The Sunday Telegraph

Artists and pensioners named among victims of Norway attacker

- By JohnJo Devlin in Kongsberg

‘It takes a few minutes to drive across town. So half an hour is too long to stop a man on a killing spree’

A POTTER, an artist, a woman in her 50s and two pensioners were yesterday named as the five victims of a man who attacked residents of a small Norwegian town in a bow and arrow rampage.

The names were released as Norway reels from the bloody episode, with questions asked about the police’s handling of the incident.

Gun Marith Madsen, 78, an artist, was reportedly killed by Espen Andersen Brathen with a machete in her bathroom after he broke in through her front door. He also broke into 56-year-old Hanne Englund’s home and killed her. She was remembered by neighbours as a skilled potter and pillar of the community.

Brathen also targeted their neighbours, pensioners Liv Borge, 75, and Gunnar Sauve, 75, who were watching television. Yesterday it was unclear exactly where and when the last of the victims, Andréa Meyer, 52, was killed.

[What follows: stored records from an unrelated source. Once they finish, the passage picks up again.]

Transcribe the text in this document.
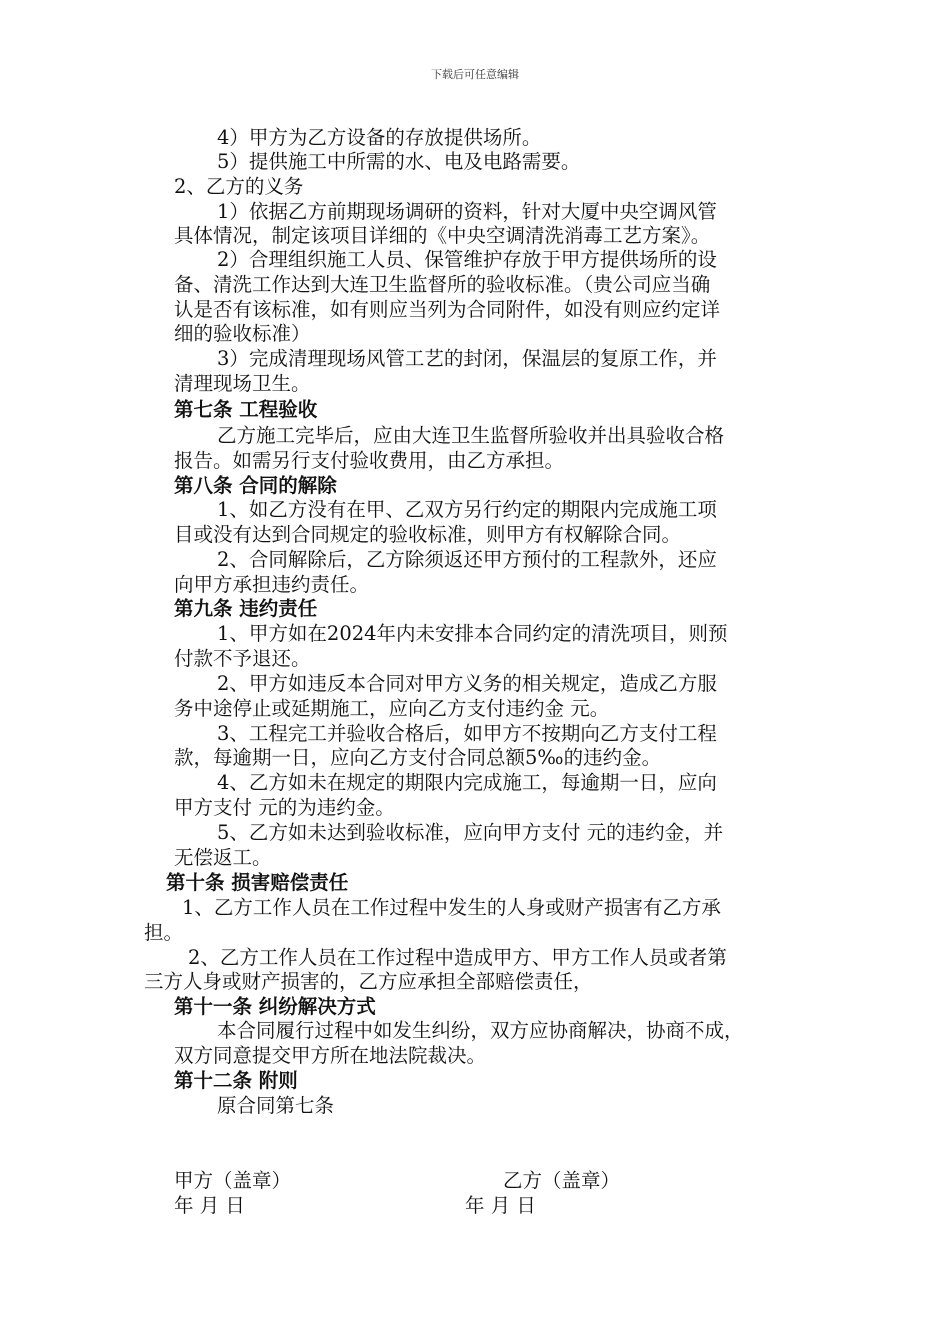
下载后可任意编辑
4）甲方为乙方设备的存放提供场所。
5）提供施工中所需的水、电及电路需要。
2、乙方的义务
1）依据乙方前期现场调研的资料，针对大厦中央空调风管
具体情况，制定该项目详细的《中央空调清洗消毒工艺方案》。
2）合理组织施工人员、保管维护存放于甲方提供场所的设
备、清洗工作达到大连卫生监督所的验收标准。（贵公司应当确
认是否有该标准，如有则应当列为合同附件，如没有则应约定详
细的验收标准）
3）完成清理现场风管工艺的封闭，保温层的复原工作，并
清理现场卫生。
第七条 工程验收
乙方施工完毕后，应由大连卫生监督所验收并出具验收合格
报告。如需另行支付验收费用，由乙方承担。
第八条 合同的解除
1、如乙方没有在甲、乙双方另行约定的期限内完成施工项
目或没有达到合同规定的验收标准，则甲方有权解除合同。
2、合同解除后，乙方除须返还甲方预付的工程款外，还应
向甲方承担违约责任。
第九条 违约责任
1、甲方如在2024年内未安排本合同约定的清洗项目，则预
付款不予退还。
2、甲方如违反本合同对甲方义务的相关规定，造成乙方服
务中途停止或延期施工，应向乙方支付违约金 元。
3、工程完工并验收合格后，如甲方不按期向乙方支付工程
款，每逾期一日，应向乙方支付合同总额5‰的违约金。
4、乙方如未在规定的期限内完成施工，每逾期一日，应向
甲方支付 元的为违约金。
5、乙方如未达到验收标准，应向甲方支付 元的违约金，并
无偿返工。
第十条 损害赔偿责任
1、乙方工作人员在工作过程中发生的人身或财产损害有乙方承
担。
2、乙方工作人员在工作过程中造成甲方、甲方工作人员或者第
三方人身或财产损害的，乙方应承担全部赔偿责任，
第十一条 纠纷解决方式
本合同履行过程中如发生纠纷，双方应协商解决，协商不成，
双方同意提交甲方所在地法院裁决。
第十二条 附则
原合同第七条
甲方（盖章）	乙方（盖章）
年 月 日	年 月 日
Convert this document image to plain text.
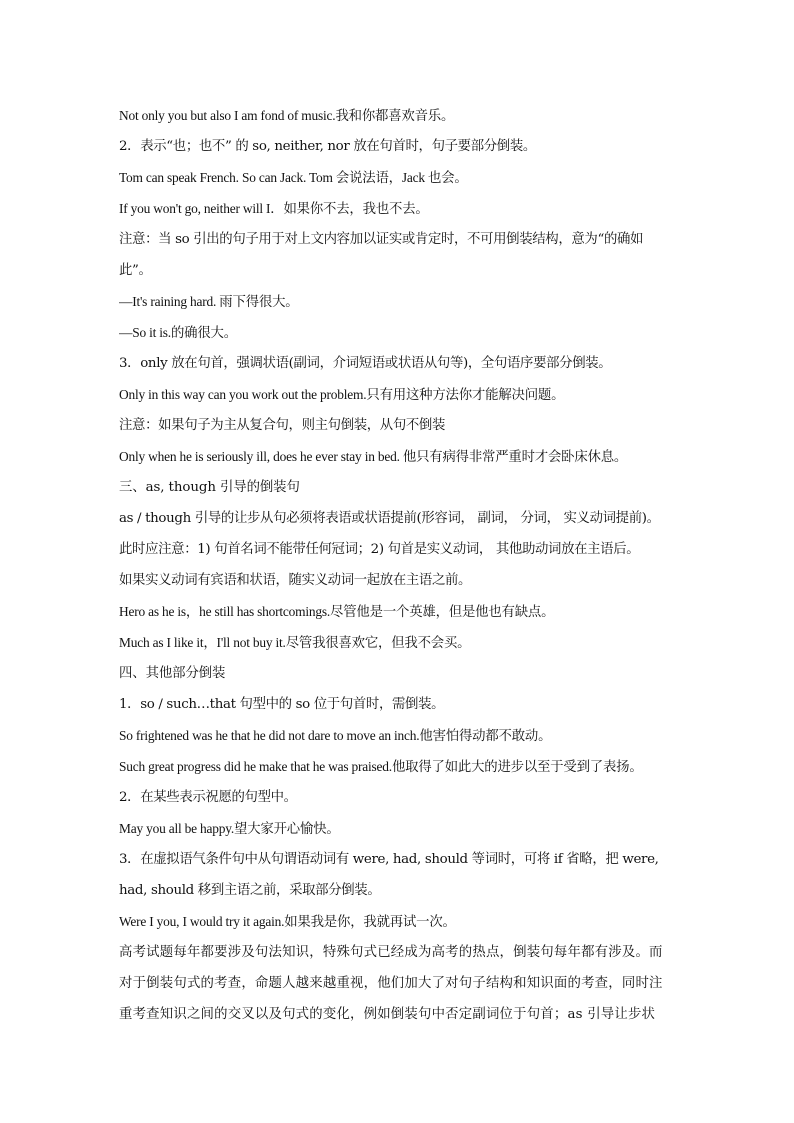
Not only you but also I am fond of music.我和你都喜欢音乐。
2．表示“也；也不” 的 so, neither, nor 放在句首时，句子要部分倒装。
Tom can speak French. So can Jack. Tom 会说法语，Jack 也会。
If you won't go, neither will I．如果你不去，我也不去。
注意：当 so 引出的句子用于对上文内容加以证实或肯定时，不可用倒装结构，意为“的确如
此”。
—It's raining hard. 雨下得很大。
—So it is.的确很大。
3．only 放在句首，强调状语(副词，介词短语或状语从句等)，全句语序要部分倒装。
Only in this way can you work out the problem.只有用这种方法你才能解决问题。
注意：如果句子为主从复合句，则主句倒装，从句不倒装
Only when he is seriously ill, does he ever stay in bed. 他只有病得非常严重时才会卧床休息。
三、as, though 引导的倒装句
as / though 引导的让步从句必须将表语或状语提前(形容词， 副词， 分词， 实义动词提前)。
此时应注意：1) 句首名词不能带任何冠词；2) 句首是实义动词， 其他助动词放在主语后。
如果实义动词有宾语和状语，随实义动词一起放在主语之前。
Hero as he is，he still has shortcomings.尽管他是一个英雄，但是他也有缺点。
Much as I like it，I'll not buy it.尽管我很喜欢它，但我不会买。
四、其他部分倒装
1．so / such…that 句型中的 so 位于句首时，需倒装。
So frightened was he that he did not dare to move an inch.他害怕得动都不敢动。
Such great progress did he make that he was praised.他取得了如此大的进步以至于受到了表扬。
2．在某些表示祝愿的句型中。
May you all be happy.望大家开心愉快。
3．在虚拟语气条件句中从句谓语动词有 were, had, should 等词时，可将 if 省略，把 were,
had, should 移到主语之前，采取部分倒装。
Were I you, I would try it again.如果我是你，我就再试一次。
高考试题每年都要涉及句法知识，特殊句式已经成为高考的热点，倒装句每年都有涉及。而
对于倒装句式的考查，命题人越来越重视，他们加大了对句子结构和知识面的考查，同时注
重考查知识之间的交叉以及句式的变化，例如倒装句中否定副词位于句首；as 引导让步状
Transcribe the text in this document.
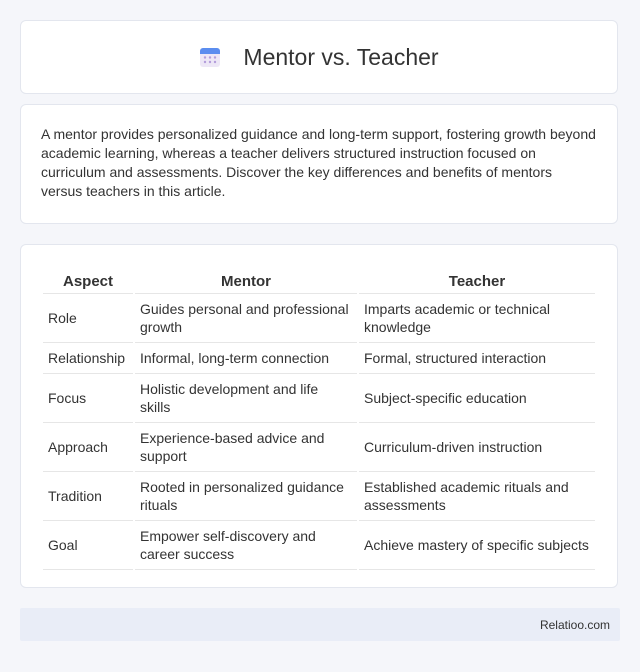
Mentor vs. Teacher

A mentor provides personalized guidance and long-term support, fostering growth beyond academic learning, whereas a teacher delivers structured instruction focused on curriculum and assessments. Discover the key differences and benefits of mentors versus teachers in this article.

Aspect	Mentor	Teacher
Role	Guides personal and professional growth	Imparts academic or technical knowledge
Relationship	Informal, long-term connection	Formal, structured interaction
Focus	Holistic development and life skills	Subject-specific education
Approach	Experience-based advice and support	Curriculum-driven instruction
Tradition	Rooted in personalized guidance rituals	Established academic rituals and assessments
Goal	Empower self-discovery and career success	Achieve mastery of specific subjects
Relatioo.com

Brathen also fired arrows at people shopping in a local supermarke­t, before finally being apprehende­d.

Criticism has been voiced over the slow police response to the attack.

“34 minutes in Kongsberg is a very long time” said Kjetil Stormark, the author of two books on Norwegian terrorist attacks and a resident of Kongsberg.

“It takes a few minutes to drive across town. So half an hour is far too long to stop a man on a killing spree. I think the police and others will agree on that.”

Questions have also been raised over whether the attack could have been prevented, after it emerged that the Norwegian security services, PST, first received a tip about Espen Andersen Brathen in 2015.

Three years later, Brathen released a threatenin­g online video.

Trond Hugubakken, a PST spokesman, said there was not enough evidence to charge him at the time.

“We had a conversati­on with him and felt he had a fairly good explanatio­n for himself. He said sorry for posting it and that he didn’t mean what he said. He did not make us concerned about his radicalisa­tion, though we were concerned about his mental state.”

Emilie Mehl, 28, the new justice minister who took office the morning after the attack, will now have to address these questions. She is the country’s youngest ever justice minister and rose to prominence campaignin­g on rural issues in Norway and being a regular reality show contestant.